All this is obvious, but
some Jews are still consumed with hatred of past enemies. For nearly 2,000
years, Christians were bitter foes of our people and our faith while we “were
strangers in their lands.” Christian leaders humiliated, ghettoized and
demonized us as deicides – and sometimes killed our ancestors in crusades, blood
libels and inquisitions.
But Christianity and Christian religious leaders
today are no longer enemies of the Jewish people. It has been nearly 60
years since the Catholic Church changed its theology and policies toward the
Jewish people and Judaism. The 1965 Nostra Aetate document established official
new Church doctrine. In it, the Church condemned anti-Semitism for any reason,
rejected the charge of deicide as false and proclaimed that the Jewish people
are still in living covenant with the God of Abraham. Most Protestant churches
have also adopted these changes toward us.
Nor are these mere empty
words. In 1994, the Vatican established diplomatic relations with Israel and
today no Catholic institution or group has a mission to convert Jews. In 2000,
Pope John Paul II visited Israel and asked forgiveness for the long years of
Jewish suffering that Christians caused – particularly during the Holocaust. And
today, Evangelical Christians are the greatest political and financial
supporters of Israel in the non-Jewish world. This is a truly breathtaking
transformation of Christian teaching, belief and behavior.
Yet some Jews
are still mired in outdated polemics and irrational hatred of Christians.

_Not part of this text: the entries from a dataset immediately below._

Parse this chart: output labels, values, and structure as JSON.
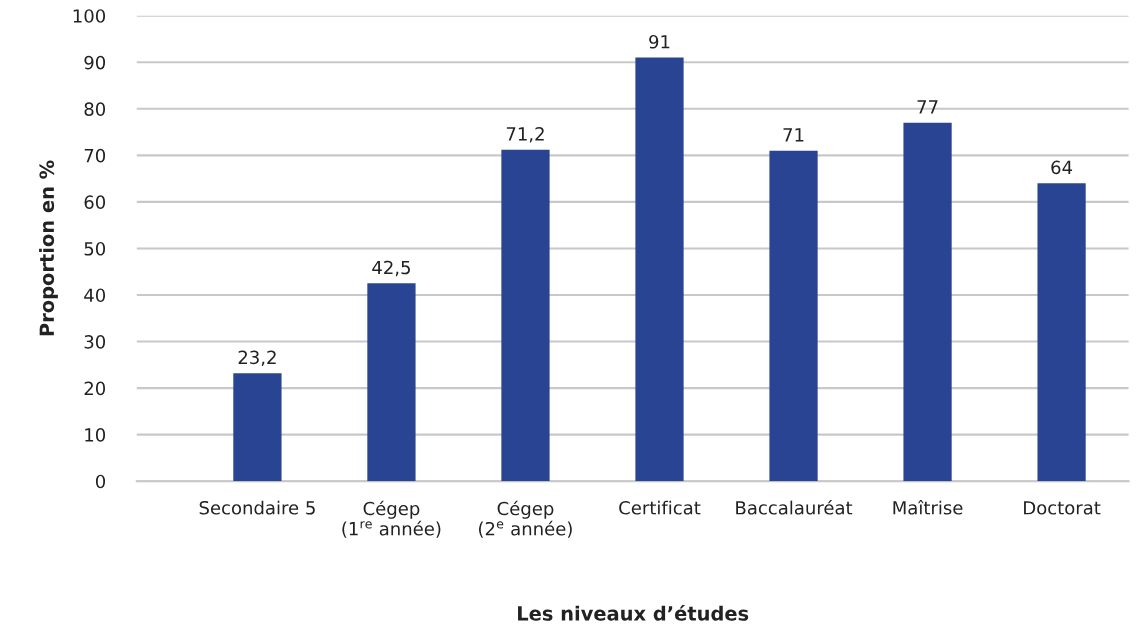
{
  "chart_data": {
    "type": "bar",
    "xlabel": "Les niveaux d’études",
    "ylabel": "Proportion en %",
    "categories": [
      "Secondaire 5",
      "Cégep\n(1$^{re}$ année)",
      "Cégep\n(2$^{e}$ année)",
      "Certificat",
      "Baccalauréat",
      "Maîtrise",
      "Doctorat"
    ],
    "values": [
      23.2,
      42.5,
      71.2,
      91,
      71,
      77,
      64
    ],
    "value_labels": [
      "23,2",
      "42,5",
      "71,2",
      "91",
      "71",
      "77",
      "64"
    ],
    "color": "#2a4494",
    "ylim": [
      0,
      100
    ],
    "yticks": [
      0,
      10,
      20,
      30,
      40,
      50,
      60,
      70,
      80,
      90,
      100
    ],
    "grid": "y"
  }
}
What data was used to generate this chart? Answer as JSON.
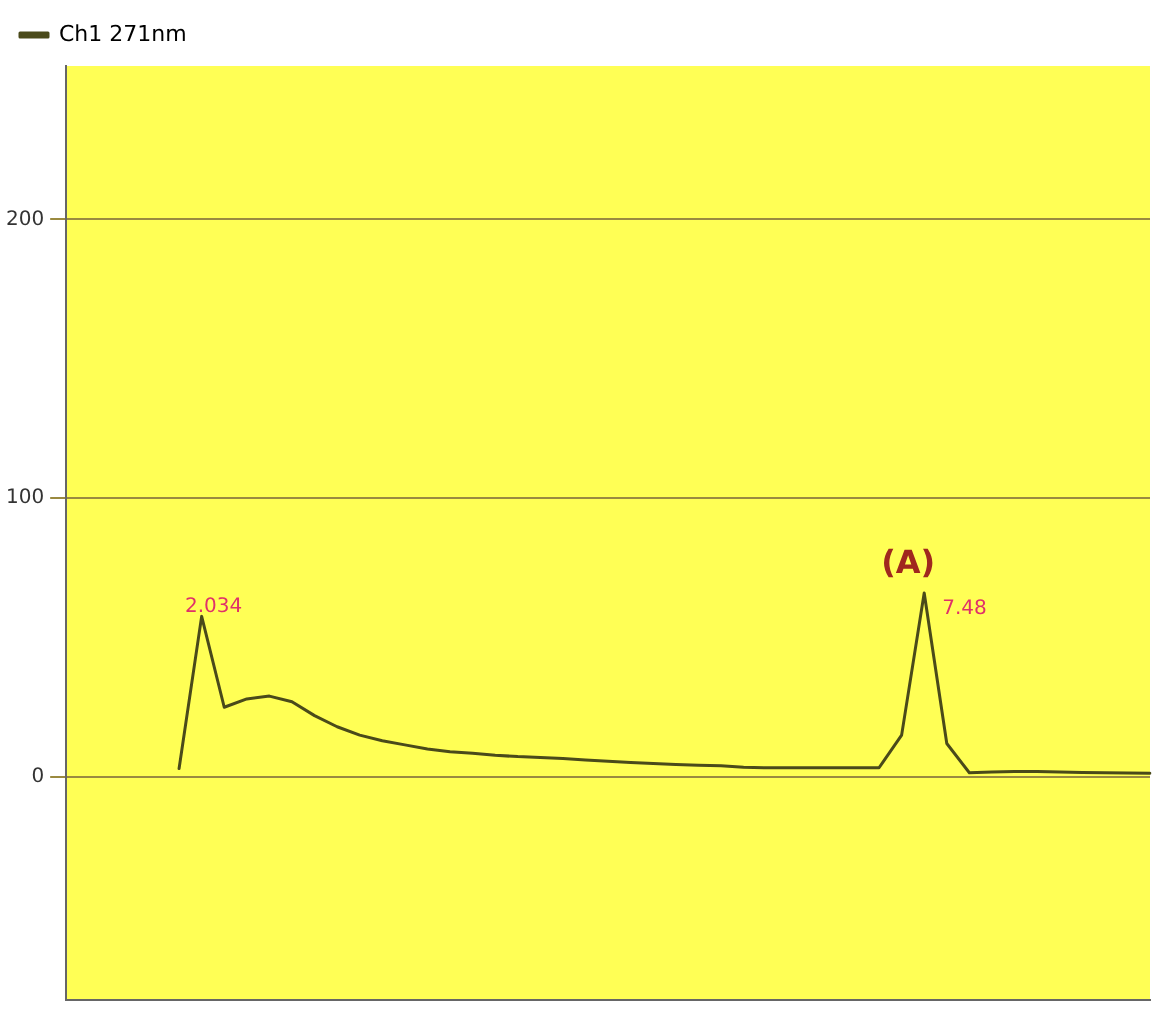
{
  "chart_data": {
    "type": "line",
    "categories": [
      null,
      null,
      null,
      null,
      null,
      null,
      null,
      null,
      null,
      null,
      null,
      null,
      null,
      null,
      null,
      null,
      null,
      null,
      null,
      null,
      null,
      null,
      null,
      null,
      null,
      null,
      null,
      null,
      null,
      null,
      null,
      null,
      null,
      null,
      null,
      null,
      null,
      null,
      null,
      null,
      null,
      null,
      null,
      null,
      null,
      null,
      null,
      null,
      null
    ],
    "ylim": [
      -80,
      255
    ],
    "yticks": [
      0,
      100,
      200
    ],
    "grid": "y",
    "tick_labels": "y",
    "legend": "top left",
    "marker": "none",
    "line_style": "solid",
    "series": [
      {
        "name": "Ch1 271nm",
        "color": "#4a4a1a",
        "values": [
          null,
          null,
          null,
          null,
          null,
          3,
          57.6,
          25,
          28,
          29,
          27,
          22,
          18,
          15,
          13,
          11.5,
          10,
          9,
          8.5,
          7.8,
          7.3,
          7,
          6.6,
          6.1,
          5.6,
          5.2,
          4.8,
          4.5,
          4.2,
          4,
          3.5,
          3.3,
          3.3,
          3.3,
          3.3,
          3.3,
          3.3,
          15,
          66,
          12,
          1.5,
          1.8,
          2,
          2,
          1.8,
          1.6,
          1.5,
          1.4,
          1.3
        ]
      }
    ],
    "annotations": [
      "2.034",
      "7.48",
      "(A)"
    ]
  }
}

Occasionally, yeshiva students spit at Christians in Jerusalem, and this week
Jews desecrated the Cistercian monastery in Latrun. This is an example of hate
enslaving us, since the Latrun monks have nothing to do with the grievances of
the perpetrators. In America too, some traditional rabbis still preach hatred of
Christians as if they are still crusaders aiming to kill or convert Jews. These
traditionalists are trapped in the past and fighting the most recent war – at
significant spiritual and physical cost to our people.
The Church is no
longer a spiritual or physical threat to Jews, and we have powerful new enemies
to fight today. Secularism and vicious anti-Zionism is ravaging our faith and
culture, while radical Islamist extremism is waging a lethal war against Israel
and the Jewish people. Wise and responsible Jews need to devote their energies
to defeating these existential threats to our people and faith, and we cannot
afford to be distracted by false demons. Nothing we do can bring back our
grandfathers and grandmothers humiliated by the old Christianity – but the
urgent challenge today is how we can make our world safer for our children and
grandchildren.
Like Pharaoh and his army, the Christian enemy is
relegated to the past. We need to understand this and accept those Christians
who honestly seek to atone for violent Christian history and wish to befriend
us. If we do not, this anachronistic hatred will prevent us from achieving the
constructive spiritual, cultural and national ideals that Moses, the Torah and
the builders of our new State of Israel all urge us to devote our lives
to.
Resentment, rage and the desire to lash out at others no longer
threatening us make us slaves to the past. To be strong nationally and healthy
spiritually, we should heed the commandment of Moses and let go of our misplaced
hatreds and demons. They bring only a profound darkness to our individual and
national souls.
The writer is North American director of the Center for
Jewish-Christian Understanding and Cooperation in Efrat.